Pedro Oregon was shot in the back and killed in 1998; my son was murdered in October, 1998 by seven officers; Sheryl Seymour and Colleen Kelly both were gunned down in 1999 after the police were asked to help them. Previously, we read about the Daryl Robinson trial, he was hog-tied and beaten by seven local police officers in 1994; he was taken off life support and died two days later. And ALL the killings were ruled “JUSTIFIED” by the UN-grand jury! Most, if not all of the police officers involved in these outrageous killings are still carrying and using guns. One of Derek’s killers was involved in another shooting in 1997, Officer Harding shot and killed Edward James Hayes claiming Hayes ran at him, and tried to stab him with a screwdriver. Colleen Kelly’s killer, Joe Shackett, killed Carlos Mundo Baraona and Gustavo Alberto Mejia just six months before he killed her. Blaine Robinson’s two killers have been involved in other killings as well. I’m sure many of you have similar stories. The killing just goes on and on and on…
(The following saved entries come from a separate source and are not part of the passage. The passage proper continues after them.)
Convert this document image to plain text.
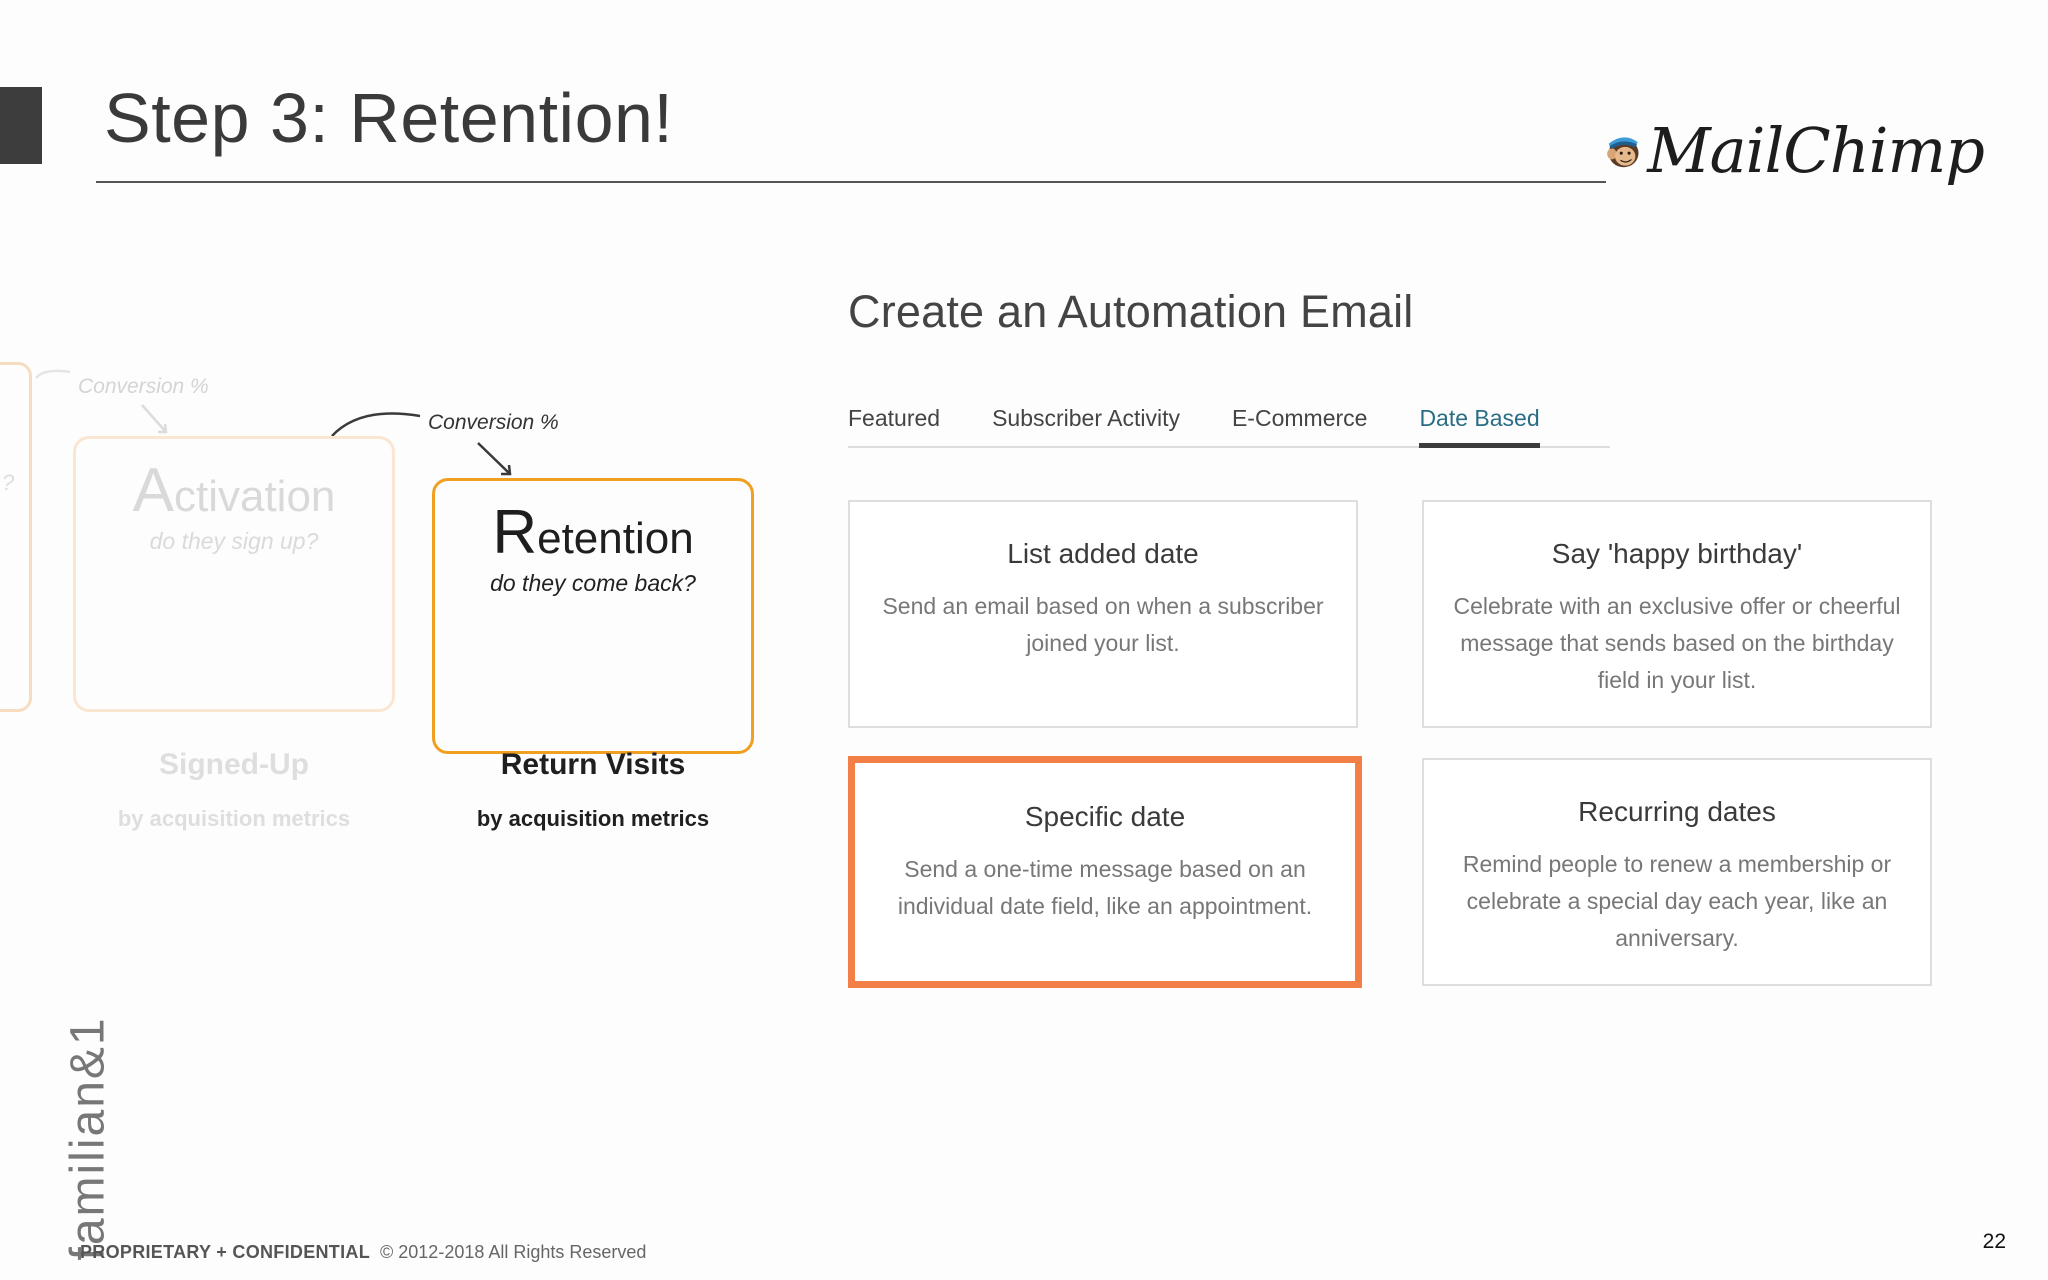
Step 3: Retention!	MailChimp
?
Conversion %
Conversion %
Activation
do they sign up?
Signed-Up
by acquisition metrics
Retention
do they come back?
Return Visits
by acquisition metrics
Create an Automation Email
Featured Subscriber Activity E-Commerce Date Based
List added date
Send an email based on when a subscriber joined your list.
Say 'happy birthday'
Celebrate with an exclusive offer or cheerful message that sends based on the birthday field in your list.
Specific date
Send a one-time message based on an individual date field, like an appointment.
Recurring dates
Remind people to renew a membership or celebrate a special day each year, like an anniversary.
familian&1
PROPRIETARY + CONFIDENTIAL © 2012-2018 All Rights Reserved	22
After Derek was killed, I tried several support groups, none of them felt right. No one there had the same situation, my son was killed by the cops – their loved one had been killed by someone who the cops found, they went to trial and were in prison for the murder. The family felt vindicated. So, I started to seek out other families that were in the same situation, who could relate to the frustrations, anger, betrayal by the police, loss of trust and pain we felt.
When the police kill your child, people think, “he must have been doing something wrong, if they killed him”. He didn’t deserved to die! Those cops made a conscious decision to be judge, jury and executioner, they murdered him and then hide under their immunity.
In a civil suit filed after Derek’s death, the judge denied the City’s Motion for Summary Judgment; the City ultimately settled the suit prior to trial.
Footnote 1. BLUE CODE OF SILENCE
The Blue Code of Silence is an unwritten rule among police officers in the U.S. not to report on the errors, misconducts or crimes of one of their fellow officers. According to the unwritten code, if an officer is questioned about an incident of misconduct involving another officer, the officer being questioned will claim to be unaware of another officer’s wrongdoing.